From HK$19.80 to HK$0.65: what the market is repricing
Nayuki listed in 2021 with an offer price of HK$19.80 per share. Using the HK$0.65 level cited in the media report, the stock is down roughly 96.7% from that IPO price. That is not a normal pullback. It is the market taking a "premium new tea growth stock" and forcing it back into the older language of cash flow, store efficiency, and durable profit.
The 2025 numbers show why:
| Metric | 2025 result | What it suggests |
|---|---|---|
| Revenue | RMB4.3312 billion, down about 12.0% year over year | Growth narrative weakened |
| Net loss | RMB243.5 million | Losses narrowed but did not disappear |
| Adjusted net loss | RMB240.5 million, adjusted loss margin of 5.6% | Cost work helped, but profitability is still pending |
| Average order value in self-operated stores | RMB24.4, down from RMB26.7 in 2024 | Premium pricing power is under pressure |
| Revenue mix in self-operated stores | Delivery 52.6%, pickup 38.1%, in-store counter orders 9.3% | The "third place" value needs to be repriced |
The market used to ask whether Nayuki could become a Starbucks-like premium tea space. Now it is asking a simpler question: in delivery platforms, mall stores, and franchised smaller formats, which model actually earns money?
The awkward part: the brand still exists, but the scene changed
Nayuki is not a company with no assets. It still has brand awareness, supply-chain capability, members, stores, and liquidity. At the end of 2025, it reported roughly RMB1.5851 billion in cash and cash equivalents, RMB1.0725 billion in term deposits and certificates of deposit, and no bank loans.
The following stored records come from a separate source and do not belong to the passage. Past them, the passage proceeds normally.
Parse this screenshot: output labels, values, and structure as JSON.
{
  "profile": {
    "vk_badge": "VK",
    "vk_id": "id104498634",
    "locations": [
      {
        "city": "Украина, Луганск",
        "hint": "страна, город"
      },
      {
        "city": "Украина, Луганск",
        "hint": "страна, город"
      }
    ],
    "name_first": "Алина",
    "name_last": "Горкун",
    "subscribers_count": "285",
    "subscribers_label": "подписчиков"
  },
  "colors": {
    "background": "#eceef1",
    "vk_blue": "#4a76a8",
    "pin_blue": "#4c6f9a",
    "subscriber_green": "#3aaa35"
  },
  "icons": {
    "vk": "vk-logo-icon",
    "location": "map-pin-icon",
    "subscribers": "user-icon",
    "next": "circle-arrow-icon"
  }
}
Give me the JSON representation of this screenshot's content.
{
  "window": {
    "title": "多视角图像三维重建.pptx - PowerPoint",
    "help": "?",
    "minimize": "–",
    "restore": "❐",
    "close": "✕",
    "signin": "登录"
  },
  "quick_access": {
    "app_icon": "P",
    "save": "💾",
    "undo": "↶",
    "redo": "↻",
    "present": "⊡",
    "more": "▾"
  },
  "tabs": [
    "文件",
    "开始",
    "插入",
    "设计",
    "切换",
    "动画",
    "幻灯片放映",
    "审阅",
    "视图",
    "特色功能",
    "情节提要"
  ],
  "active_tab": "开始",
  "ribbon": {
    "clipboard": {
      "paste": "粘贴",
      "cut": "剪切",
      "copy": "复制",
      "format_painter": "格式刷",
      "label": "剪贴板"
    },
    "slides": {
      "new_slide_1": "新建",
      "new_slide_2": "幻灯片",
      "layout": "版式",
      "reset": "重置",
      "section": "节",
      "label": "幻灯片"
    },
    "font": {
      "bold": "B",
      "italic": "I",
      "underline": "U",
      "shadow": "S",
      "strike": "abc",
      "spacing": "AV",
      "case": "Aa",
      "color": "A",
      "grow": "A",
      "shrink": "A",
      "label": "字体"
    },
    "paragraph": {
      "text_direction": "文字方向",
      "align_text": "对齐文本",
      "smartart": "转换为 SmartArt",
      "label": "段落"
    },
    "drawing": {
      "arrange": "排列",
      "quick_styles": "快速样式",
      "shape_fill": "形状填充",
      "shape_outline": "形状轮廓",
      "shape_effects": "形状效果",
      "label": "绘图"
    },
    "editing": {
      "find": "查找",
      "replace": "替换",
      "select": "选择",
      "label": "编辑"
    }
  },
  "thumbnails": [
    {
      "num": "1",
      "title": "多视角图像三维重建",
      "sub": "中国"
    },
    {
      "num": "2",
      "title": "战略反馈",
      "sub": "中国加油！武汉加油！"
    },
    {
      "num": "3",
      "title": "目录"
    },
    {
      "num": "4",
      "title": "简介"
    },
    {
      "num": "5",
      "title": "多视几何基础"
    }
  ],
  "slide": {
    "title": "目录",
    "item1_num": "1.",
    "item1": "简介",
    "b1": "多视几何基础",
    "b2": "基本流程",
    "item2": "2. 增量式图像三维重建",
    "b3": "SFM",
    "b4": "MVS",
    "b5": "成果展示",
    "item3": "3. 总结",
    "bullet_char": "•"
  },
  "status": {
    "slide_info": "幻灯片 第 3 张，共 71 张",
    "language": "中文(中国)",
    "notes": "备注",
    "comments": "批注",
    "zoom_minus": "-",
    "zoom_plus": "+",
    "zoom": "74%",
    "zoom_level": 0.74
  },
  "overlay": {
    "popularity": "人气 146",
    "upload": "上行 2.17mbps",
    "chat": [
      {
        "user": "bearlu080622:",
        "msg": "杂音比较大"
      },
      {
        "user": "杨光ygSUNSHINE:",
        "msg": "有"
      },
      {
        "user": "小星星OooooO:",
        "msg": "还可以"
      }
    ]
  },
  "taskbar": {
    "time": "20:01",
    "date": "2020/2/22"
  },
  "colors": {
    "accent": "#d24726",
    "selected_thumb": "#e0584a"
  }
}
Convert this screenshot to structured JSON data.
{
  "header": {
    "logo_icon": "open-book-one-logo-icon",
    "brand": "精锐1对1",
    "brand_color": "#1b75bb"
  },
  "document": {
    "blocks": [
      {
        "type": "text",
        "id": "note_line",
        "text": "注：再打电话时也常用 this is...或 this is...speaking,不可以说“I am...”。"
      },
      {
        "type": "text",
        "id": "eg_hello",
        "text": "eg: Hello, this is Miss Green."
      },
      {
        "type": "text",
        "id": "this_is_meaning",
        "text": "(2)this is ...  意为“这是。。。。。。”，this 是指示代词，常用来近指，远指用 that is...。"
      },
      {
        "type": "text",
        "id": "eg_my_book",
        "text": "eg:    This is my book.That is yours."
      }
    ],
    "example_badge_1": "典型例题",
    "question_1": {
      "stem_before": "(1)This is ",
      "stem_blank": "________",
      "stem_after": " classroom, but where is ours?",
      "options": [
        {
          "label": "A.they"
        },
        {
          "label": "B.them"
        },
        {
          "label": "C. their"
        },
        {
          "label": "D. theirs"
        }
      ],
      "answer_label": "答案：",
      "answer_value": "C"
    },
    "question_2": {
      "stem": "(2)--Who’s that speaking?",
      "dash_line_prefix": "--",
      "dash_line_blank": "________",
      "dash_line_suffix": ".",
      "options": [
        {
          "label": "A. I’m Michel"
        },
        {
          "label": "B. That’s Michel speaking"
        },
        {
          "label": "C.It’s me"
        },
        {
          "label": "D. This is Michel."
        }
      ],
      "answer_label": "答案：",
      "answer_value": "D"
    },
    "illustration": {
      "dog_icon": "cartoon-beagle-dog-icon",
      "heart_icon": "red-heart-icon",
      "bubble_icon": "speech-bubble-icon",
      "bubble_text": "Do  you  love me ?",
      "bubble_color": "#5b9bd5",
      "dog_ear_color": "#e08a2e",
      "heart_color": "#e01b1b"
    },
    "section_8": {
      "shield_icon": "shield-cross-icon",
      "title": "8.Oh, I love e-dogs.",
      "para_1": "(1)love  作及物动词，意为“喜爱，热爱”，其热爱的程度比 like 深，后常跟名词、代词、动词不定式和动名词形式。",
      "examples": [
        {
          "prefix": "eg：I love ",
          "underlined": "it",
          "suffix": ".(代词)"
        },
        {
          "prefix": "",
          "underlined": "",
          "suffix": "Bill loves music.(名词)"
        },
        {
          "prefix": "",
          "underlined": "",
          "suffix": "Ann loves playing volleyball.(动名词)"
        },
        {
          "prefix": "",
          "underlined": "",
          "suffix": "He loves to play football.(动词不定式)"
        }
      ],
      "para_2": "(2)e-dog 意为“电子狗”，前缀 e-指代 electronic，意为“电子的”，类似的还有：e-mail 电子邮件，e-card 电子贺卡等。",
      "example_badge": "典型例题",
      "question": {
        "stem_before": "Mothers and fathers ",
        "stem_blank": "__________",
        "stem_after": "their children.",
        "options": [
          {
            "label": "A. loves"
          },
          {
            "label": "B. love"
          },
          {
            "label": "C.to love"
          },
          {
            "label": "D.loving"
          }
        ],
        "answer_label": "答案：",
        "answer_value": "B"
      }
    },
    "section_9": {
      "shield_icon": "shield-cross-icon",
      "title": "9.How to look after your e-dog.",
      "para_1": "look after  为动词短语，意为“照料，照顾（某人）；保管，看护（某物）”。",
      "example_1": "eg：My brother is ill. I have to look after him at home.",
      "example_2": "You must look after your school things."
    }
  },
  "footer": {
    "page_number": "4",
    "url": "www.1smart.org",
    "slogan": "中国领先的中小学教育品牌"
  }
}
That makes the case more interesting. This is not a simple "running out of cash" story. It is a brand with resources trying to adapt after the consumption scene moved underneath it.
The large-store logic was: customers enter the store, sit down, take photos, buy tea, add bakery items, and buy into a lifestyle. Delivery logic is different: price, speed, flavor consistency, coupons, and platform exposure matter more.
Once delivery accounts for more than half of self-operated store revenue, Nayuki has to answer tougher questions. How large should stores be if customers no longer stay? If bakery shifts toward cold-chain reheating, what still makes the brand feel different? If franchising carries expansion, how does the company protect traffic, service, and quality?
Shareholder questions are really customer questions
The sharp questions in the report look like shareholder questions: Why is the company still losing money? Why not link executive pay more directly to performance? Why did the bakery experience change? Why have buybacks not fixed the stock price?
Translated into customer language, they become more familiar:
- Is the "more premium" Nayuki I used to like still worth paying extra for?
- If stores get smaller and bakery becomes more standardized, what is meaningfully different from other tea chains?
- If discounts and delivery become the main gateway, will I choose the brand for love or for price?
- If management says optimization is working, when will it show up in both profit and experience?
That is the brutal part of consumer stocks. Investors can read filings; customers only judge the next order. Cost optimization may improve the income statement, but if it makes the cup, bread, store, or service feel downgraded, the brand pays for it later.
Why this matters beyond one tea chain
If you are just a tea-drink customer, the lesson is simple: a brand rarely moves from "expensive but worth it" to "only worth it with a coupon" overnight. The shift usually leaks out through store size, serving format, discount frequency, product feel, and small service details.
If you build products, content, or consumer businesses, Nayuki is a sharper case study:
- Premium positioning needs repeatable proof, not only early storytelling.
- Big stores, big teams, and complex supply chains eventually return to unit economics.
- When user behavior moves online, a brand must rebuild differentiation instead of merely moving the old model onto platforms.
- Cost reduction can help the P&L, but it must not teach core users that the experience has been downgraded.
The line worth remembering is this: a consumer brand should not fear discounting as much as it should fear becoming recognizable only by the discount.
What to watch next
Nayuki still has cards to play. The question is whether it can prove three things:
- Smaller stores, franchising, overseas growth, and delivery can create stable profit instead of just adding management complexity.
- Bakery, light meals, ready-to-drink products, and the core tea line can rebuild differentiation rather than distract from one another.
- Beyond buybacks and market-value management, operating data can improve for several reporting periods in a row.
As of July 3, 2026, the most useful question is not whether Nayuki can return to HK$19.80. It is whether the company can show it no longer depends on the old story.
An annual meeting can be quiet. A stock price can be depressed. What cannot go quiet is the customer's reason to order again.